The UN Relief and Works Agency for Palestinian refugees does little to check whether its staff or clients are terrorists, its former chief attorney, James Lindsay, says in a newly published report. Allegations linking terrorists to UNRWA are not new. Israel has said many times its troops were fired on by gunmen using UNRWA facilities, that UNRWA vehicles transported weapons and that some of its staff members were terrorists.
UNRWA has denied those charges and Israel has often retracted them or found them hard to prove. This latest claim against UNRWA, contained in a 67-page critique of the organization published at the end of January by the Washington Institute for Near East Policy, has more authority behind it, because Lindsay was a senior lawyer for UNRWA from 2000 to 2007.
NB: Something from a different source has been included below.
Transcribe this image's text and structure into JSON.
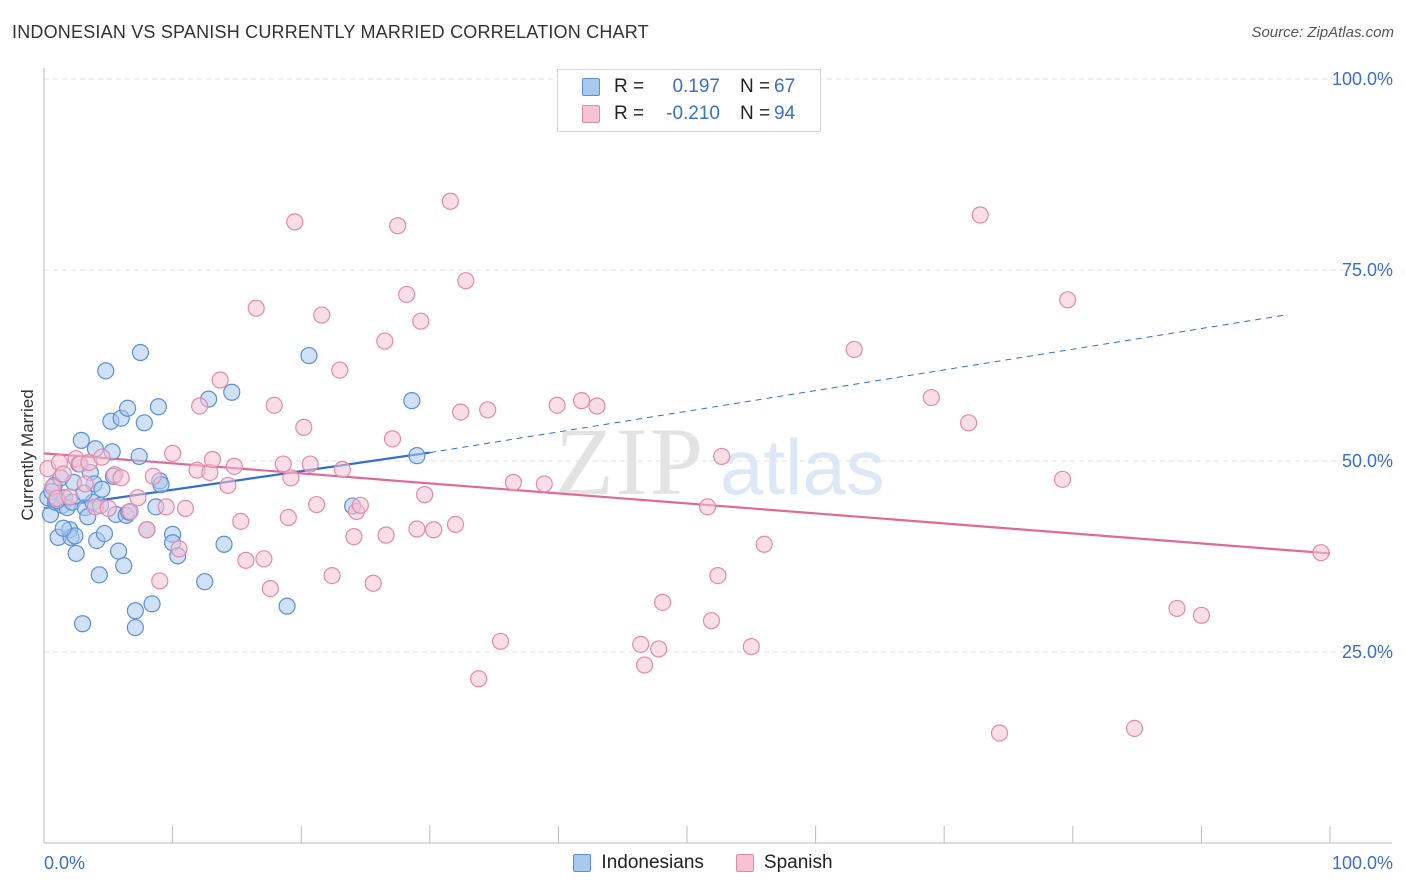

UNRWA has taken very few steps to detect and eliminate terrorists from the ranks of its staff or its beneficiaries, and no steps at all to prevent members of terrorist organizations such as Hamas from joining its staff," he wrote. "These failings have occurred not because UNRWA consciously supports terrorism but rather because it is not particularly concerned about the issue. Its main focus [is] the provision of services and protection of Palestinian refugees," he wrote.
Of course, the UNRWA has denied this and in other news, the US State Department has upped the funding for the UNRWA’s efforts in the Gaza Strip.